Suppose $p_t(x)=\frac1{\sqrt{2\pi t}}e^{-\frac{x^2}{2t}}$ is the Gaussian density. $p_t(x)$ is also the Green kernel of the heat equation in 1D: $(\partial_t-\frac12\Delta)u=0$. The Fourier transform of $p_t(x)$ is $\hat p_t(\xi)=e^{-\frac{t}2|\xi|^2}$. Then the Laplace transform at 1 has the special bound $$\int_0^\infty e^{-t}|\hat p_t(\xi)|^2dt=\int_0^\infty e^{-t}e^{-t|\xi|^2}dt\lesssim \frac1{1+|\xi|^2}. $$ In this bound, we see that this integration decay as $|\xi|^{-2}$ when $|\xi|\to\infty$. Note also that the Laplace transform is closely related to resolvent of the operator $\Delta$.

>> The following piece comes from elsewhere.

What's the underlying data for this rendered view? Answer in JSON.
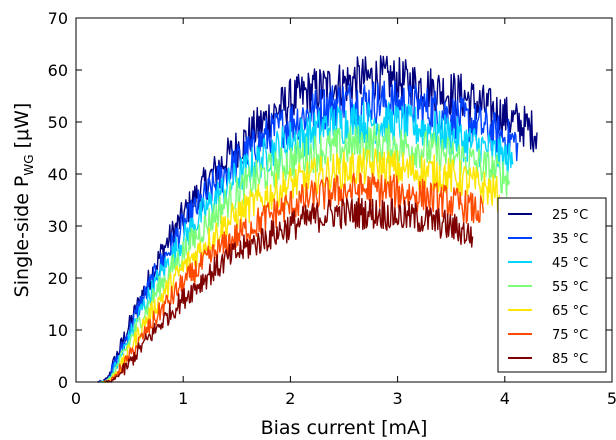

Suppose now that we replace $\Delta$ by a "nice" (symmetric) operator $A$ with symbol $\psi(\xi)$. What are the characteristics of $A$ so that we have a similar bound $$\int_0^\infty e^{-\lambda t}|e^{-t\psi(\xi)}|^2dt\lesssim \frac1{1+|\xi|^a} $$ for some $\lambda>0$ and $a>0$. Is there a method to identify the decay rate $a$?
PS: I know this is probably well known in semigroup theory, but I couldn't find any exact reference.